Why this works in an air fryer
Salting and squeezing the courgette lowers surface moisture so the air fryer’s convection can brown the outside instead of steaming it. Flour and egg bind the chicken and vegetable shreds into a thin patty, while a little sesame oil and spray help conduct heat for crisp edges without deep-frying.
Equipment notes
Assumes a 5–6 litre basket holding about 5–6 thin patties with clear gaps; cook in batches if needed. In a single-drawer fryer, use the centre and turn once for even browning. In dual-zone models, smaller drawers can brown faster, so check 1–2 minutes early and avoid overfilling each side.
Common pitfalls
- Patties look pale and soft at 10 minutes: the courgette was not squeezed firmly enough or the basket is crowded; press the mixture in a clean tea towel, add 1–2 teaspoons flour if loose, and cook in smaller batches.
- They tear when flipped: the underside has not set or the basket was under-oiled; spray the basket and patty tops lightly, then wait until the edges look dry and lightly browned before turning.
- Brown outside but raw or bouncy in the centre: the patties are too thick for air-frying; flatten to about 1 cm and continue at 170°C until the chicken reaches 74°C in the middle.
- Dry, rubbery jeon with hard edges: very lean chicken breast overcooked; reduce the final cook by 1–2 minutes, keep the patties slightly wider rather than taller, and serve once just cooked through.
Variations & substitutions
- Use minced chicken thigh instead of breast for a juicier jeon; the extra fat may make the edges brown a little faster, so check early.
- Swap half or all of the plain flour for potato starch or cornflour for a crisper, lighter crust, but handle gently because the patties are slightly more fragile.
- Add finely chopped, well-squeezed kimchi for a sharper Korean flavour; its moisture and sugars mean you may need an extra teaspoon of flour and earlier browning checks.
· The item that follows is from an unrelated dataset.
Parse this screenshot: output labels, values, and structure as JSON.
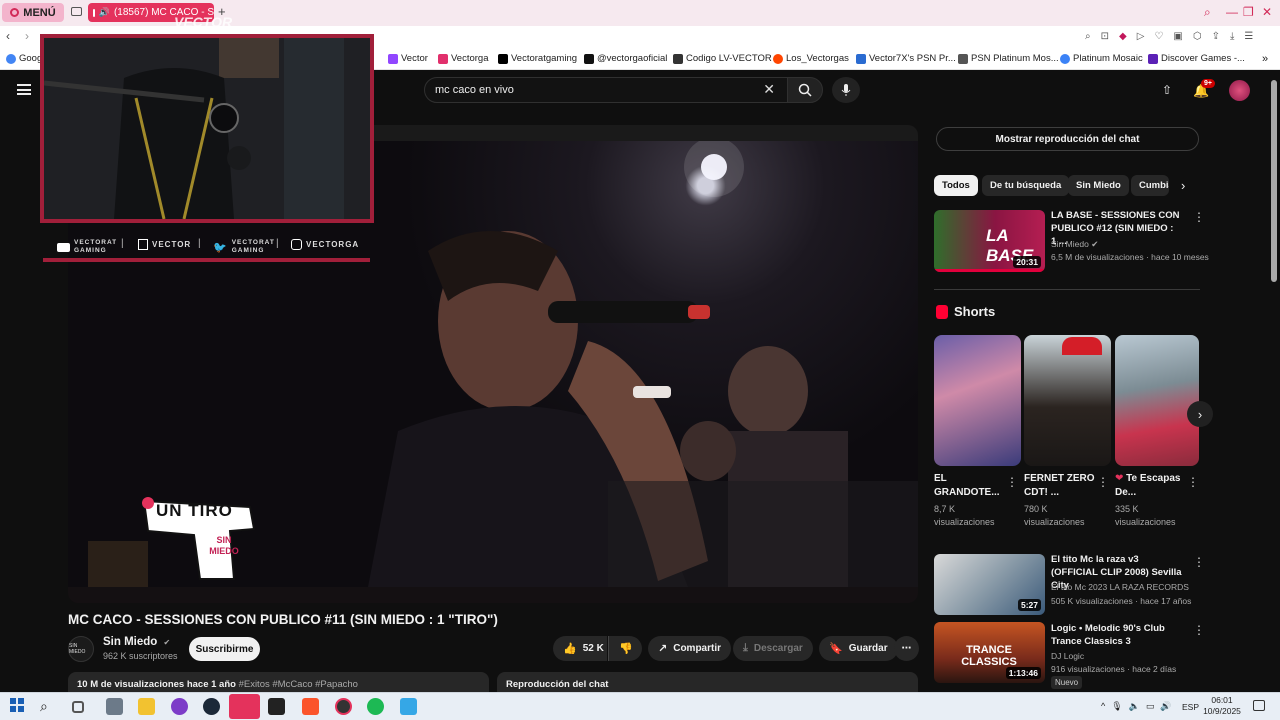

- Replace some courgette with grated carrot or finely sliced cabbage; carrot cooks similarly, while cabbage should be sliced thinly so it softens within the same air-fryer time.
Storage & reheating
Keep cooked jeon in the fridge for up to 3 days, then reheat in a single layer in the air fryer at 180°C for 4–6 minutes until hot and re-crisped.